'Bully' doesn't show whole picture of problem

Bullying is bad. 

Those are the three words that essentially sum up Lee Hirsch’s new documentary, “Bully,” and no one can say those words don’t have impact.

Bullying has always been somewhat of a problem in school settings, simply because, well, kids are mean. They’re immature, or they have their own problems so they feel the need to take it out on another kid who’s weaker. 

Bullying has been magnified to be a bigger problem than realized with recent instances of teenagers committing suicide — coupled with the perception that it’s being tolerated, not only by other students but also by teachers and school employees.

Hirsch’s documentary calls attention to the problem by looking at a handful of extreme cases. Instead of making a slick documentary with fancy graphs, goofy visual aids and a plethora of outside commentators like psychologists, college professors or authors, Hirsch and his crew simply embed themselves into the lives involved in each case and tell it from the victim’s point of view, which is effective to a certain extent.


Five kids, same problem

The movie focuses on five different kids and their families. Two of them — Tyler Long of Chattsworth, Ga., and Ty Smalley of Perkins, Okla. — took their lives because they were bullied. 

Another, 16-year-old Kelby of Tuttle, Okla., was ostracized by other members of her small town because she was gay. Kelby had to stop playing softball and basketball due to the verbal abuse from her teammates. 

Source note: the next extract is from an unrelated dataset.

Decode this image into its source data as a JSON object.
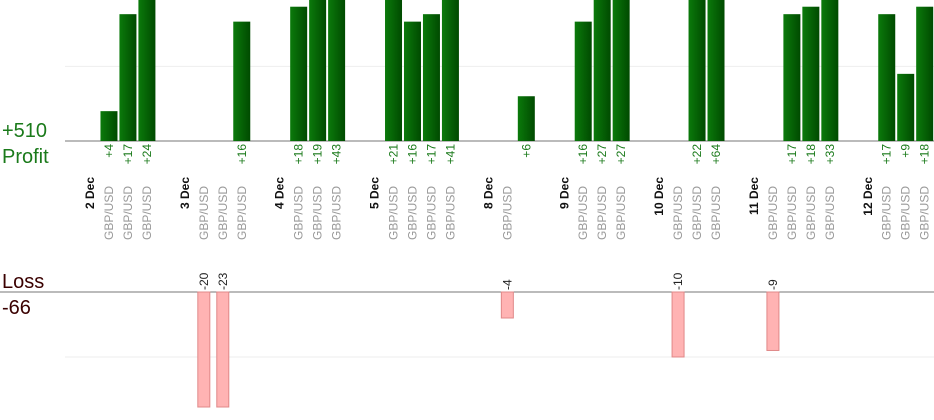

Then there’s 14-year-old Ja’meya from Yahzoo County, Miss., who was so fed up with bullying that she took her mother’s gun and threatened a group of kids on her bus. She was subsequently put in a juvenile detention facility.

Meanwhile, their teachers and other school workers let it happen and, in Kelby’s case, participate in the bullying.

There’s no doubt that every single one of these stories is absolutely devastating, but all four of these stories are the most extreme cases.

The far more fascinating story revolves around 12-year-old Alex of Sioux City, Iowa. Alex isn’t a gay student struggling in Bible-belt Oklahoma, and he didn’t pull a gun on fellow students. He’s just an average kid who’s…different. 

He’s a bright, young man, but he’s not good at fitting into social situations or making friends, and sadly, he lets other kids beat him up on the bus in the morning before school in an attempt to just be noticed. We all know someone like Alex — that’s where “Bully” deserves the most praise, for pointing out the average bullying victim.


An unbalanced look

It’s very difficult to not feel something, but at the same time, the film is unbalanced. Hirsch makes sure we see plenty of Alex and Kelby and the rest of the victims go through pain and suffering, as well as the parents (there are many crying scenes), but he doesn’t bother talking about the bullies. 

And the only glimpses we get of the school district employees are all horrible. At Alex’s school, there’s one vice principal we see multiple times who’s made out to be the Antichrist. 

Also, I don’t think it would have hurt if Hirsch had interviewed a few child psychologists or professors just so we could get a neutral view on bullying and therein go much deeper into the topic itself. 

There are great intentions behind this movie. In terms of getting the word out about bullying, “Bully” should be made, and anyone who doesn’t think bullying is a problem should see this. 

But in terms of filmmaking, “Bully” could do much better in further exploring the overall subject of bullying, as opposed to just saying “bullying is bad” for 95 minutes. If Hirsch’s goal was to do that, it would have been better for him to make a 30-minute film and release it virally, like the “Kony 2012” video: More people would see it, and it would be a much swifter and efficient call to action.